Анастасия Ивановна приписывала такую ненормальность одному давнему эпизоду их семейной жизни. Она поссорилась с мужем, и он в отместку ей забрал с собой в летний полковой лагерь маленькую дочь. Там Надежда насмотрелась на учения, оружие, мундиры, солдат и верховых лошадей. Но кто же мог подумать, что это застрянет в её голове на всю жизнь!..
Если бы муж помогал ей, то Анастасия Ивановна воспитала бы старшую дочь правильно и в отроческие годы подавила бы в ней странные наклонности. Однако Андрей Васильевич не имел твёрдости, нужной для этого. Глядя, как восьмилетняя девчонка скачет по комнате на лошадке-палочке и кричит: «Эскадрон! Направо заезжай! С места марш-марш!» – он умилялся до слёз и дарил ей мальчишеские игрушки. В конце концов разрешил даже повесить у себя в комнате над кроватью свою саблю.
Да, Андрей Васильевич мечтал о сыне. Но сына-то все не было. Рождались девочки. Мальчик появился лишь в 1799 году, когда Надежда уже выросла, вполне сформировалась и сделать с ней что-либо было невозможно. Оставался один выход – замужество.
Василий Чернов, принятый во всех лучших домах города как завидный жених, впервые повстречался с будущей супругой на вечере у помещика Михайлова, наиболее богатого человека в Сарапуле. Чернову сказали, что та самая высокая из всех девиц, стройная, смуглая барышня с карими глазами и есть старшая дочь городничего, семнадцатилетняя Надежда. Он пригласил её на гавот, танец медленный и вялый, во время которого партнёрам было легко разговаривать друг с другом.

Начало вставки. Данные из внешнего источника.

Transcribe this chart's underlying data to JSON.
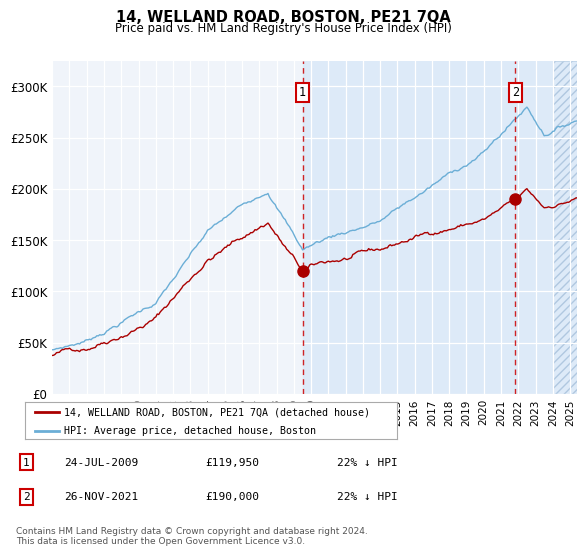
{
  "title": "14, WELLAND ROAD, BOSTON, PE21 7QA",
  "subtitle": "Price paid vs. HM Land Registry's House Price Index (HPI)",
  "hpi_label": "HPI: Average price, detached house, Boston",
  "property_label": "14, WELLAND ROAD, BOSTON, PE21 7QA (detached house)",
  "hpi_color": "#6baed6",
  "property_color": "#aa0000",
  "plot_bg": "#f0f4fa",
  "shaded_bg": "#ddeaf8",
  "grid_color": "#ffffff",
  "ylim": [
    0,
    325000
  ],
  "yticks": [
    0,
    50000,
    100000,
    150000,
    200000,
    250000,
    300000
  ],
  "ytick_labels": [
    "£0",
    "£50K",
    "£100K",
    "£150K",
    "£200K",
    "£250K",
    "£300K"
  ],
  "footer": "Contains HM Land Registry data © Crown copyright and database right 2024.\nThis data is licensed under the Open Government Licence v3.0."
}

Надежда танцевала хорошо, говорила живо и весело. Одним словом, она ему понравилась. Он почувствовал, что несколько его удачных шуток об игре здешних музыкантов позабавили дочь городничего, потому что она посмотрела на него с интересом. С ещё большим интересом разглядывала его дама в пышном малиновом платье, сидевшая рядом с хозяйкой дома и которую та называла Анастасией Ивановной.
Последовали приглашения к Дуровым на обед, на совместную с их семьёй поездку на гулянье за город, надень ангела самой городничихи. Интересы сторон совпадали. Женитьба на дочери коллежского советника и градоначальника Дурова открывала для молодого чиновника 14-го класса неплохие виды на карьеру. Анастасия Ивановна и Андрей Васильевич уверились, что Чернов – кандидат достойный, лучшего сыскать трудно. Дело оставалось за малым – уговорить Надежду.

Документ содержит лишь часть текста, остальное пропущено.